Mentre discutiamo di quanto sia bello, apprezzabile e “nostro” avere un opening act che non c’entra una mazza con l’artista principale entrano sul palco i Fucked Up con un intro funky improbabile. È sempre bello vedere una band per una seconda volta vari anni dopo. È altrettanto bello rivedere una band per una seconda volta in una situazione completamente diversa. Quando i due fenomeni si verificano contemporaneamente, però, può sopraggiungere un forte senso di straniamento. Stasera quello che c’è è che la sala non è pienissima (in realtà è un’affluenza media, ma tre giorni prima c’erano i Magnetic Fields e ora so come può essere il Petit Bain strapieno) e la gente non è scatenata come quelli che a Barcellona avevano dovuto aspettare ore e ore per un agognato concerto di musica cattiva. Ma anche il suono dei Fucked Up mi pare diverso. Tommaso mi fa notare che le chitarre sono una in meno (nel 2019 erano tre) e quindi più distinguibili. La presenza scenica, quella non è cambiata: Damian Abraham, gigante barbuto, è un mattatore e un matto, le sue urla sono intense quanto i suoi contorsionismi sul palco e la sua vitalità esuberante scalda l’atmosfera come una palla di fuoco.

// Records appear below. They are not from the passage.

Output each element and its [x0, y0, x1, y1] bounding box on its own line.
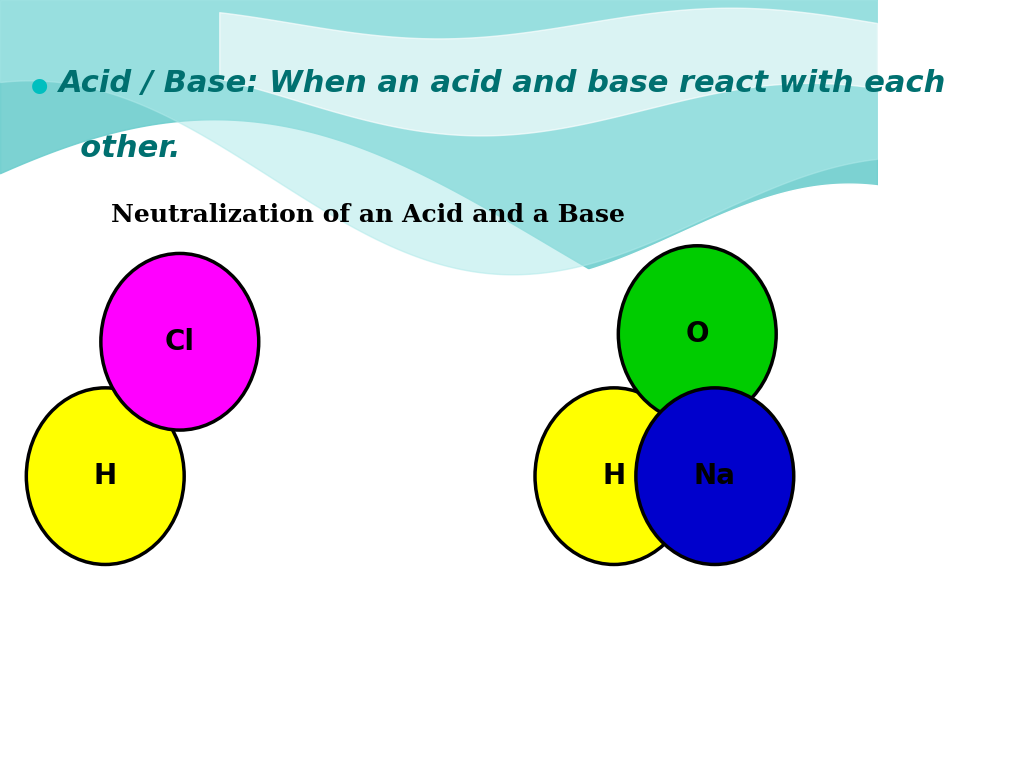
Ellipse shape: [100, 253, 259, 430]
Text: H: H: [602, 462, 626, 490]
Text: Neutralization of an Acid and a Base: Neutralization of an Acid and a Base: [112, 203, 626, 227]
Text: H: H: [93, 462, 117, 490]
Ellipse shape: [618, 246, 776, 422]
Text: O: O: [685, 320, 709, 348]
Ellipse shape: [535, 388, 693, 564]
Text: Acid / Base: When an acid and base react with each: Acid / Base: When an acid and base react…: [58, 69, 946, 98]
Text: Cl: Cl: [165, 328, 195, 356]
Ellipse shape: [27, 388, 184, 564]
Text: Na: Na: [694, 462, 735, 490]
Ellipse shape: [636, 388, 794, 564]
Text: other.: other.: [58, 134, 180, 164]
Text: •: •: [27, 69, 53, 111]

Ci metto un paio di minuti a riabituarmi al sound dei Fucked Up che è sì violento, sì volutamente dispersivo ma, me ne accorgo adesso per la prima volta, anche raffinato. C’è una bellissima armonia tra gli strumenti, e uno studio compositivo sopra la media, con canzoni ben strutturate e sempre sorprendenti ma mai del tutto spiazzanti, insondabili e gratuite come ricordavo. I loro brani sono ancora molto caratterizzati da ampie sezioni strumentali riflessive e dal sapore krautrock che fanno rifiatare dopo le potenti aggressioni di Abraham e soci, ma stasera abbiamo modo di godere anche di pezzi più concisi ed eclettici, che mi ricordano l’operato di altri pezzi grossi del “punk songwriting”, se vogliamo chiamarlo così, come i mitici Les Savy Fav (c’è anche una piccola somiglianza di cantanti) o gli Hot Snakes del compianto Rick Froberg (ex Drive Like Jehu, riposa in pace).

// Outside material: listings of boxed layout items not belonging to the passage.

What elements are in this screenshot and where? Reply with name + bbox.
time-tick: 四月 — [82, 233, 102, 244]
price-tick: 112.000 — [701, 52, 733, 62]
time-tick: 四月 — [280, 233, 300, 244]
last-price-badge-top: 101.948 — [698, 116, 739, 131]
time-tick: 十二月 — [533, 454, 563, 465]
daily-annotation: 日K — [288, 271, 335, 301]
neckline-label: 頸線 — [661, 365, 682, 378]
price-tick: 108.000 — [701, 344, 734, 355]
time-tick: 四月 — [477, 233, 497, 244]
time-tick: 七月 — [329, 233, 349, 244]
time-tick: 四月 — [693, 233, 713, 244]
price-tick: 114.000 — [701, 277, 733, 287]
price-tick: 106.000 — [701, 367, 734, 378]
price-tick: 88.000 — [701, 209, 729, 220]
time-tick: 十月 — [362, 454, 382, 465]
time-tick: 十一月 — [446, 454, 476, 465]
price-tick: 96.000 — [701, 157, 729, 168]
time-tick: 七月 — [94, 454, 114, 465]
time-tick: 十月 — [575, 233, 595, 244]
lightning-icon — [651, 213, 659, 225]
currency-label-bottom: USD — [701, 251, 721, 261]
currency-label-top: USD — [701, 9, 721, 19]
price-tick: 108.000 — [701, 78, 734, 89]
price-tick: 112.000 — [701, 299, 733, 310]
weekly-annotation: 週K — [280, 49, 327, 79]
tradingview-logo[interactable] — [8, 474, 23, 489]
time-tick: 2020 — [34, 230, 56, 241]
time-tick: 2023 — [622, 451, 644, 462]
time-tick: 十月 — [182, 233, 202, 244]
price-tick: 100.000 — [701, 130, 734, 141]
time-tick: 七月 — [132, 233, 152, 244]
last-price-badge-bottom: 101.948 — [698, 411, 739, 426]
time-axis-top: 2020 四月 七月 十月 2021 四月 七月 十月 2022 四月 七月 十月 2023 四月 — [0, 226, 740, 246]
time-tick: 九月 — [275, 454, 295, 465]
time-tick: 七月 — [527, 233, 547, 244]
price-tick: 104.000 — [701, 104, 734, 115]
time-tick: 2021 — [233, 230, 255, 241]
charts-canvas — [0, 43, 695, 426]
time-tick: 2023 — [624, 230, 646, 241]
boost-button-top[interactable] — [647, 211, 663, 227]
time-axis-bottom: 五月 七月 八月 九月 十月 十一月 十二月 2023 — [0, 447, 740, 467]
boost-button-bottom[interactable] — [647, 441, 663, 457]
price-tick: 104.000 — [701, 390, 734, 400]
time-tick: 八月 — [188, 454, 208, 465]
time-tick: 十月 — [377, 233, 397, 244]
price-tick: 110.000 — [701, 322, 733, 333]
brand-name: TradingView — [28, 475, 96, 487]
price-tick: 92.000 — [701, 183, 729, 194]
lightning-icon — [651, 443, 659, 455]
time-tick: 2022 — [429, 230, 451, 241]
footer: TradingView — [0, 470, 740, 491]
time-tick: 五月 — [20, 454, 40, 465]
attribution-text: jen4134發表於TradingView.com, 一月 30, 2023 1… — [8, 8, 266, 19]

Sono cambiati loro, siamo cambiati noi, insomma: i 50 minuti sfrenati dei Fucked Up al Petit Bain sono una prova di maturità, sia loro che nostra. Il quintetto canadese gioca col pubblico, tra teatralità, cambi continui di voci (quella della bassista è davvero bella), crescendi e decrescendi. C’è spazio anche per degli originalissimi riff armonizzati, la “signature” di One Day, che sanno essere gioiosi tipo quello della quasi Deerhoof-iana I Think I Might Be Weird, o emozionanti come quelli di Broken Little Boys, la canzone in scream più delicata dell’anno. Pur riconoscendo poche canzoni ho comunque un po’ di reminiscenze della bolgia del 2019, solo che questa volta non mi ritrovo a sballonzolare in un oceano di corpi, ma a ballare: facendoci caso, mi rendo conto che la gente che si agita nel pit, più che dimenarsi, sta riflettendo le vibrazioni della musica come su una pista da ballo. L’ultimo pezzo, Baiting the Public, ha una bellissima jam space-rock che funge da outro, e la mossa di sottrarre strumenti uno dietro l’altro, fino a lasciare uno scheletro di batteria a salutare il pubblico, è eseguita con eleganza. Ma non può finire in maniera così riflessiva, ed ecco che per l’encore i nostri vengono a darci un’ultima scossa con quello schiaffone sul viso che è Police (una delle più belle canzoni anti-sbirri degli ultimi anni).

La soddisfazione è palese, e la riversiamo sul solito, povero Nico, che è sempre un gentiluomo. Uscito dal Petit Bain un po’ frastornato, specchiandomi nella Senna d’argento, penso all’unico momento in cui il mitico Damian Abraham si è mostrato un po’ commosso, nel vortice di rabbia che attornia la sua musica. “We went around today, we walked like three hours… You got a beautiful city here, guys”.

Quando hai così tanta musica, e bella così, non posso dargli torto: abbiamo davvero una città bellissima.